Long gone are the days when a brand would put out a request for proposal (RFP), choose a carrier based on the best rates, and then have their transportation taken care of for the next three years as a result. Over the last decade, transportation as an industry has been turned on its head, making it more complex than ever to understand, let alone keep up with.
Following the rapid and intense growth of e-commerce over the last 10 years, which saw a combined annual growth rate of close to 18% in the U.S., the industry has been faced with a massive capacity crunch, with more and more parcels entering the supply chain. Even before the COVID-19 pandemic, the peak of 2020—known as ‘shipageddon’—saw millions of e-commerce orders fail to be delivered in time for Christmas as capacity problems boiled to a head.

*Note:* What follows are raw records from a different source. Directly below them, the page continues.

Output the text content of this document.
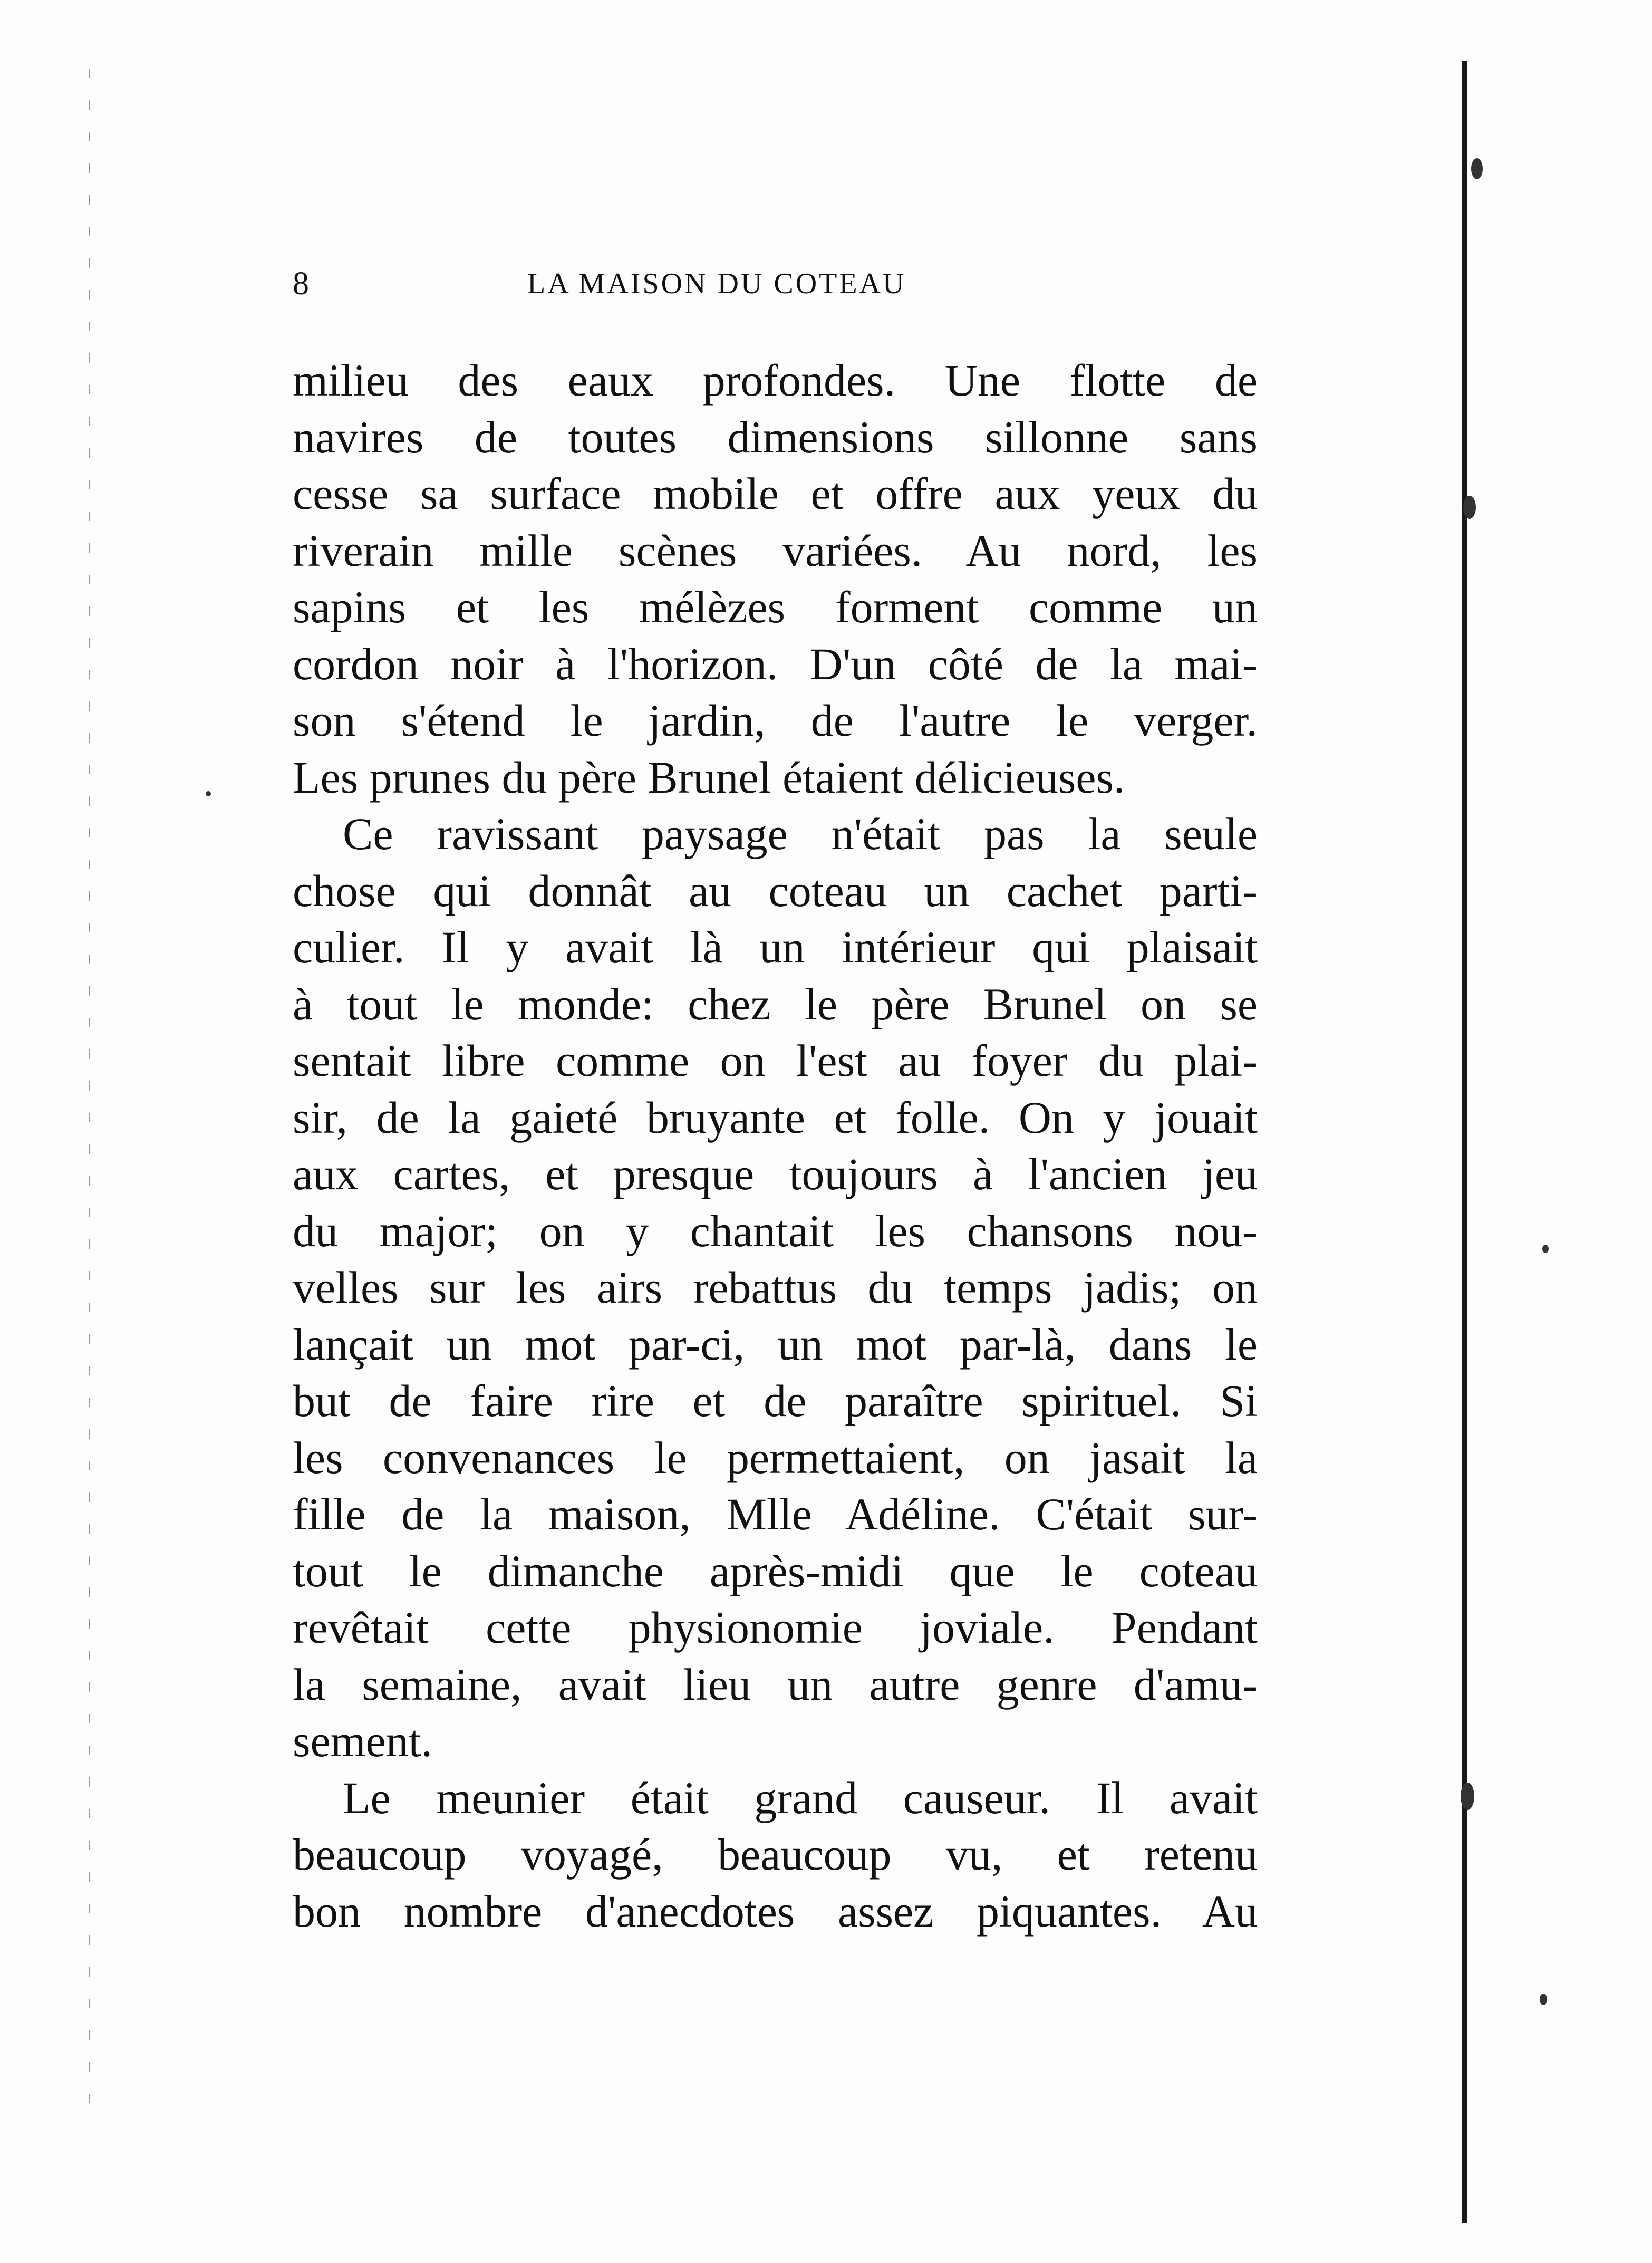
8	LA MAISON DU COTEAU
milieu des eaux profondes. Une flotte de
navires de toutes dimensions sillonne sans
cesse sa surface mobile et offre aux yeux du
riverain mille scènes variées. Au nord, les
sapins et les mélèzes forment comme un
cordon noir à l'horizon. D'un côté de la mai-
son s'étend le jardin, de l'autre le verger.
Les prunes du père Brunel étaient délicieuses.
Ce ravissant paysage n'était pas la seule
chose qui donnât au coteau un cachet parti-
culier. Il y avait là un intérieur qui plaisait
à tout le monde: chez le père Brunel on se
sentait libre comme on l'est au foyer du plai-
sir, de la gaieté bruyante et folle. On y jouait
aux cartes, et presque toujours à l'ancien jeu
du major; on y chantait les chansons nou-
velles sur les airs rebattus du temps jadis; on
lançait un mot par-ci, un mot par-là, dans le
but de faire rire et de paraître spirituel. Si
les convenances le permettaient, on jasait la
fille de la maison, Mlle Adéline. C'était sur-
tout le dimanche après-midi que le coteau
revêtait cette physionomie joviale. Pendant
la semaine, avait lieu un autre genre d'amu-
sement.
Le meunier était grand causeur. Il avait
beaucoup voyagé, beaucoup vu, et retenu
bon nombre d'anecdotes assez piquantes. Au
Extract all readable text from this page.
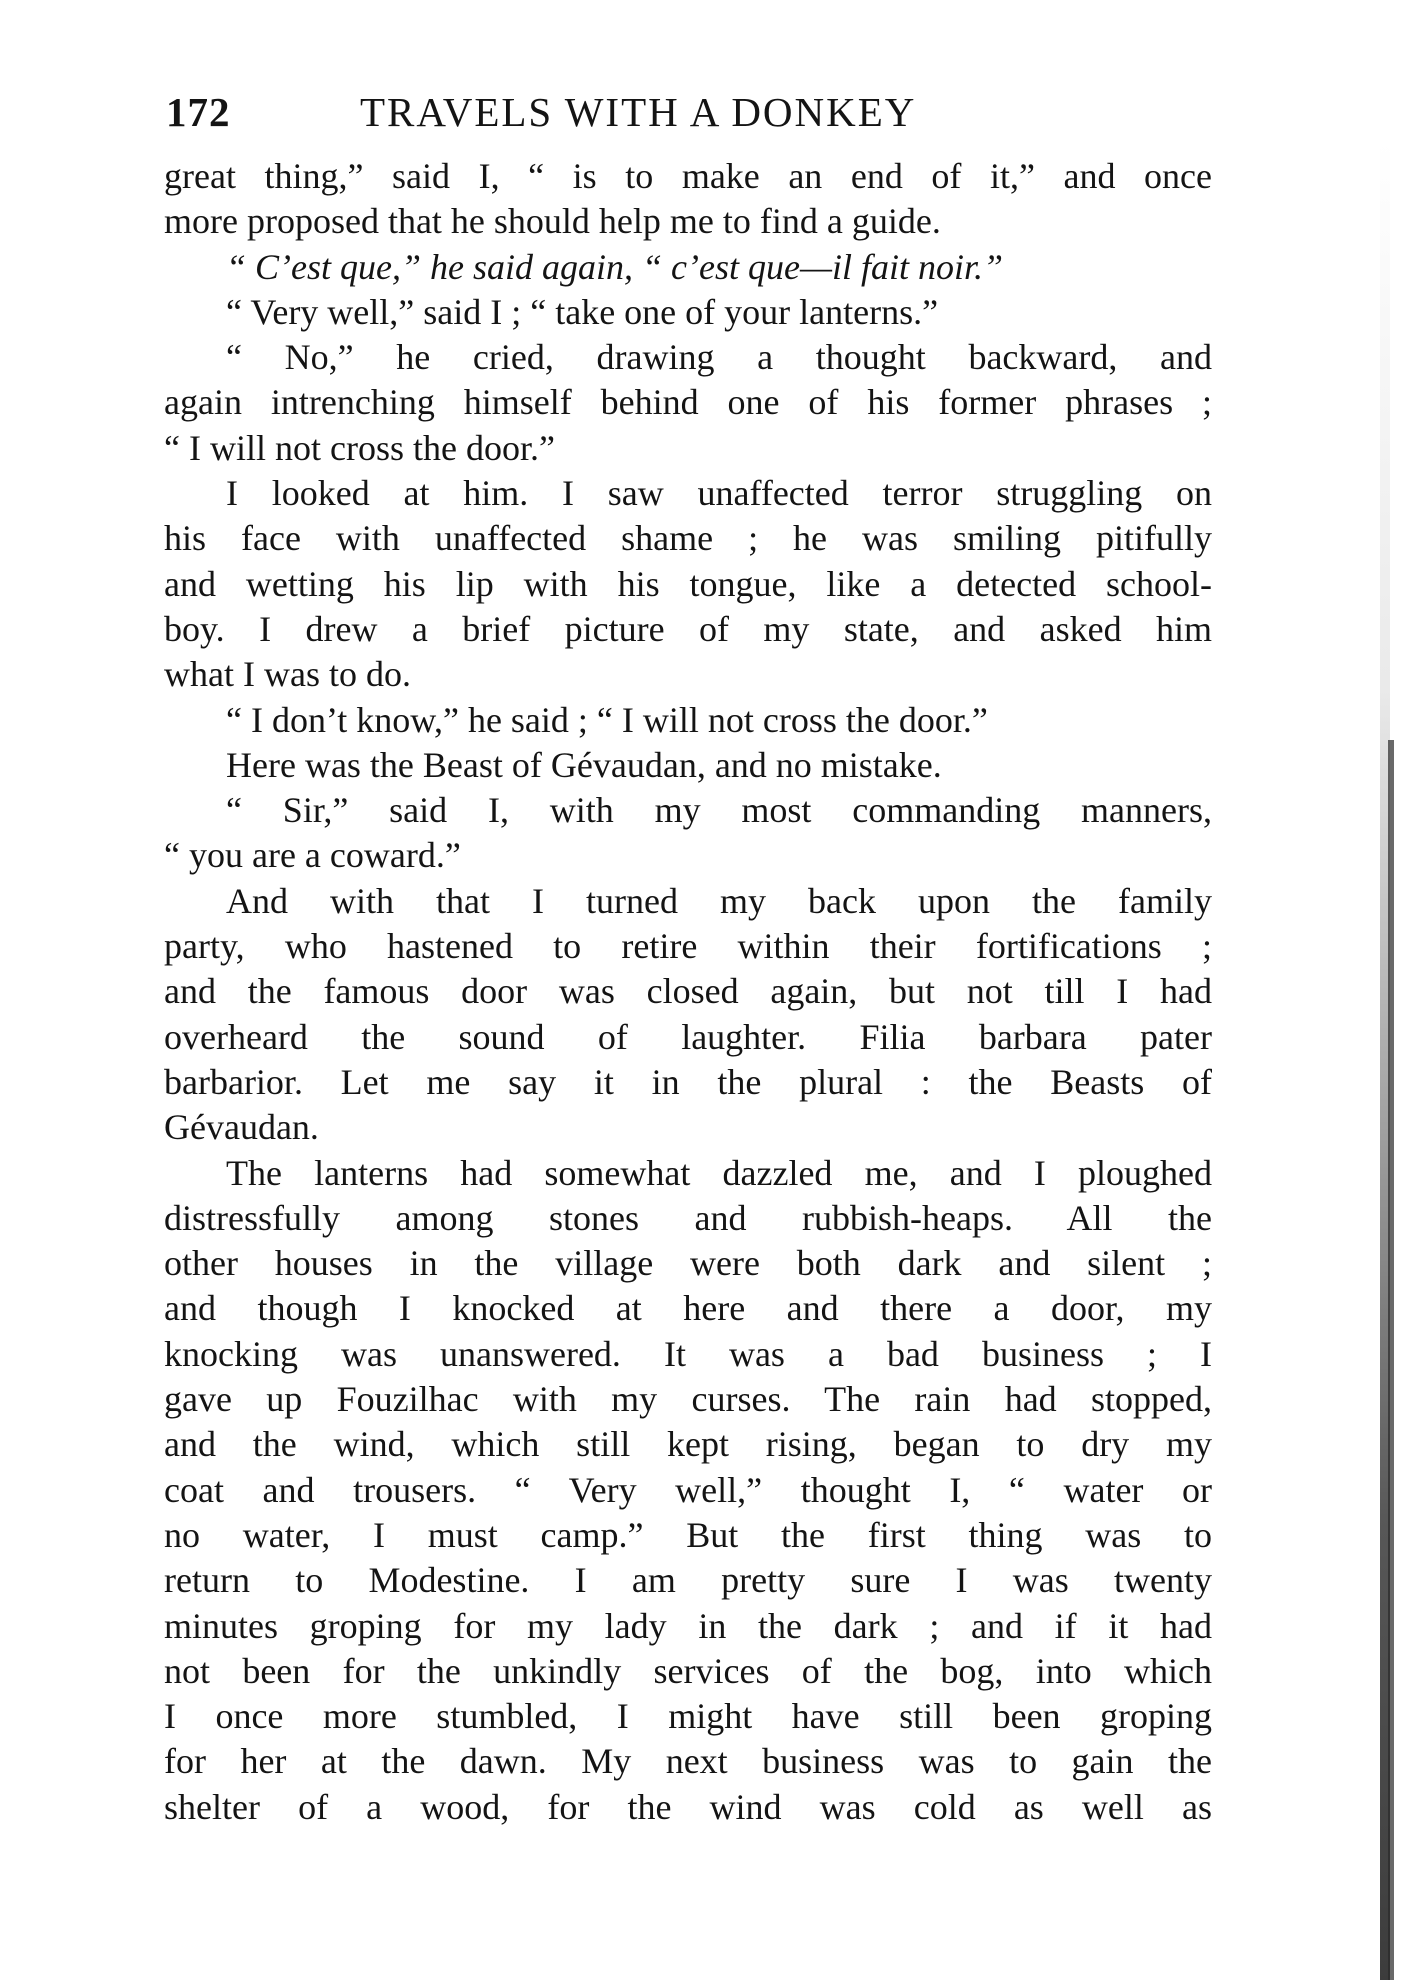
172	TRAVELS WITH A DONKEY
great thing,” said I, “ is to make an end of it,” and once
more proposed that he should help me to find a guide.
“ C’est que,” he said again, “ c’est que—il fait noir.”
“ Very well,” said I ; “ take one of your lanterns.”
“ No,” he cried, drawing a thought backward, and
again intrenching himself behind one of his former phrases ;
“ I will not cross the door.”
I looked at him. I saw unaffected terror struggling on
his face with unaffected shame ; he was smiling pitifully
and wetting his lip with his tongue, like a detected school-
boy. I drew a brief picture of my state, and asked him
what I was to do.
“ I don’t know,” he said ; “ I will not cross the door.”
Here was the Beast of Gévaudan, and no mistake.
“ Sir,” said I, with my most commanding manners,
“ you are a coward.”
And with that I turned my back upon the family
party, who hastened to retire within their fortifications ;
and the famous door was closed again, but not till I had
overheard the sound of laughter. Filia barbara pater
barbarior. Let me say it in the plural : the Beasts of
Gévaudan.
The lanterns had somewhat dazzled me, and I ploughed
distressfully among stones and rubbish-heaps. All the
other houses in the village were both dark and silent ;
and though I knocked at here and there a door, my
knocking was unanswered. It was a bad business ; I
gave up Fouzilhac with my curses. The rain had stopped,
and the wind, which still kept rising, began to dry my
coat and trousers. “ Very well,” thought I, “ water or
no water, I must camp.” But the first thing was to
return to Modestine. I am pretty sure I was twenty
minutes groping for my lady in the dark ; and if it had
not been for the unkindly services of the bog, into which
I once more stumbled, I might have still been groping
for her at the dawn. My next business was to gain the
shelter of a wood, for the wind was cold as well as
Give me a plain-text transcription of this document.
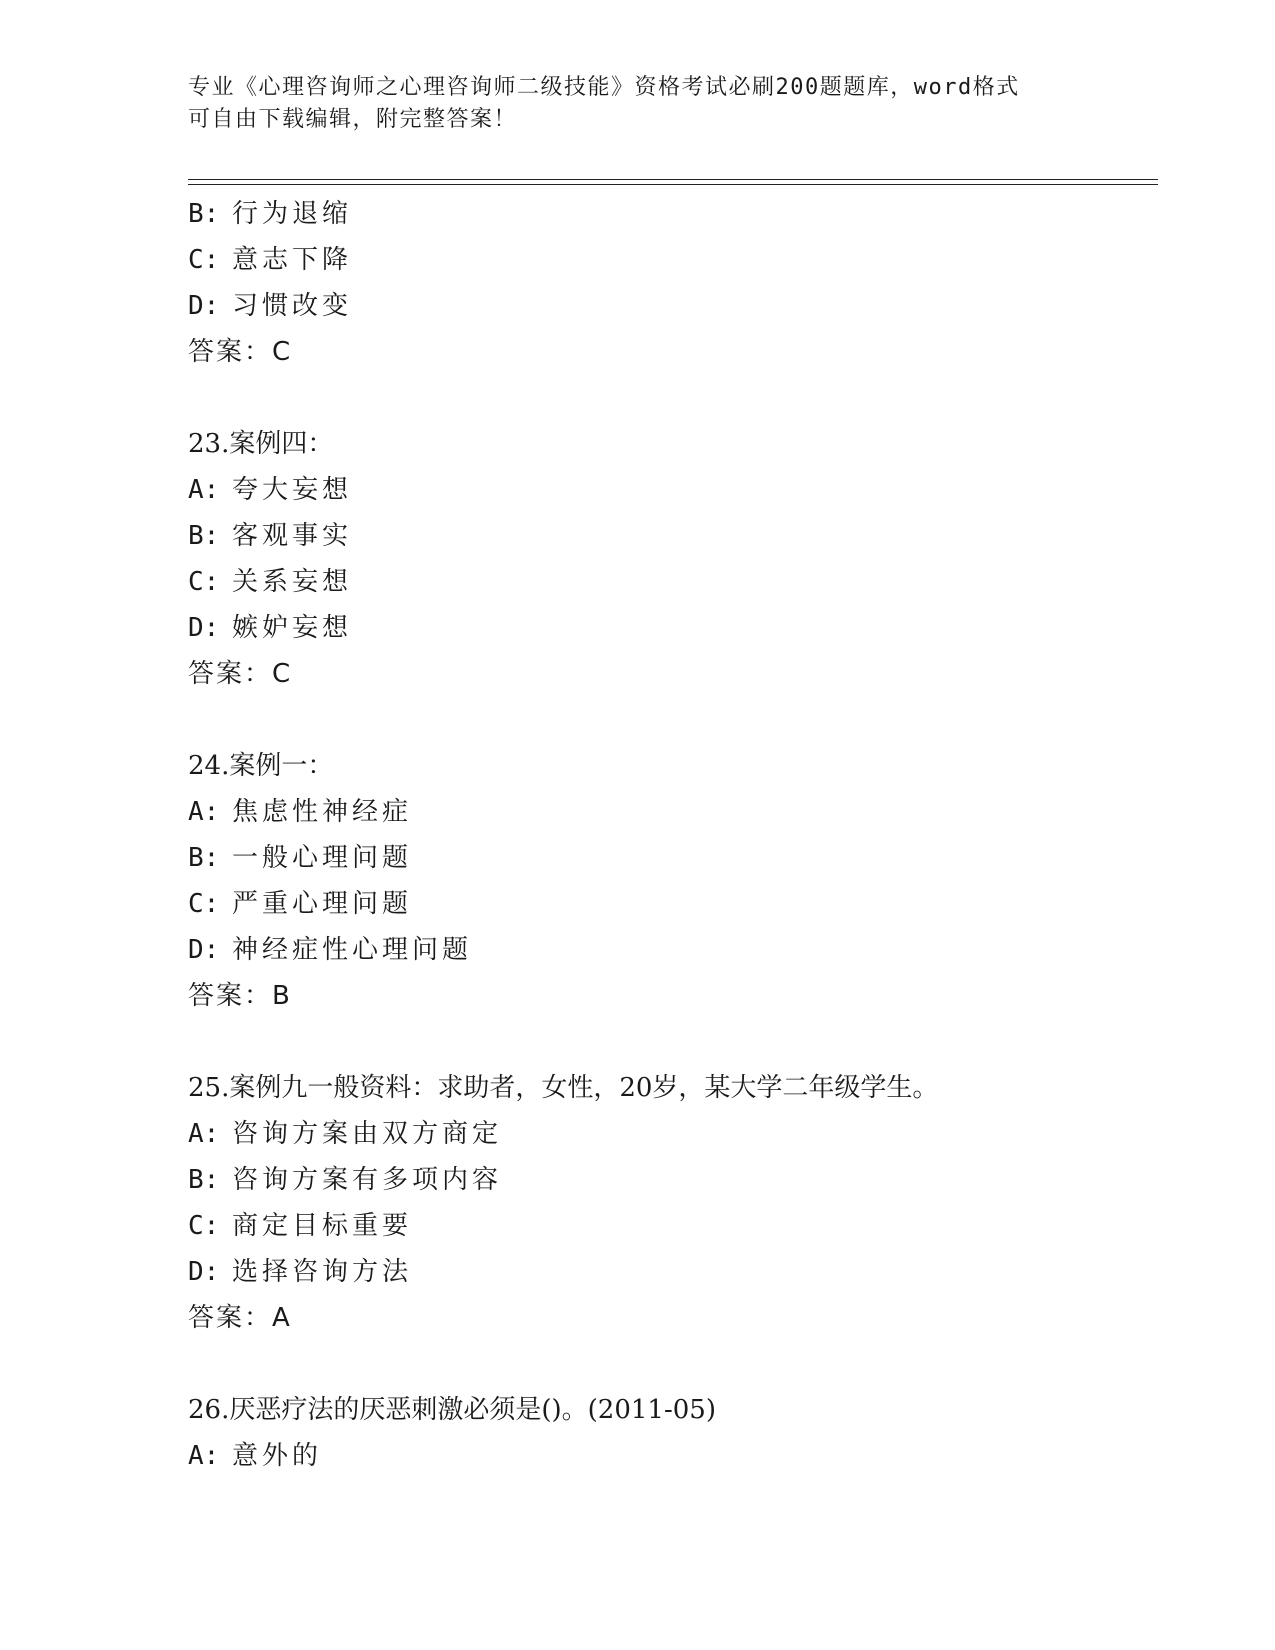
专业《心理咨询师之心理咨询师二级技能》资格考试必刷200题题库，word格式
可自由下载编辑，附完整答案！
B: 行为退缩
C: 意志下降
D: 习惯改变
答案：C
23.案例四：
A: 夸大妄想
B: 客观事实
C: 关系妄想
D: 嫉妒妄想
答案：C
24.案例一：
A: 焦虑性神经症
B: 一般心理问题
C: 严重心理问题
D: 神经症性心理问题
答案：B
25.案例九一般资料：求助者，女性，20岁，某大学二年级学生。
A: 咨询方案由双方商定
B: 咨询方案有多项内容
C: 商定目标重要
D: 选择咨询方法
答案：A
26.厌恶疗法的厌恶刺激必须是()。(2011-05)
A: 意外的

With industry growth showing no signs of slowing down and pivotal events causing national carriers to change their approach, cherry-picking business based on profitability and higher margins, rather than quantity, has become commonplace. Such a change and shift in leverage to the carriers, which has resulted in brands being faced with surcharges and volume caps, has meant that it is no longer viable to put all your eggs in one basket when choosing a carrier. In fact, as demand continues to outstrip supply, smaller regional carriers that were once overlooked have now become a necessity to guarantee capacity and the key to success is defining a strategy.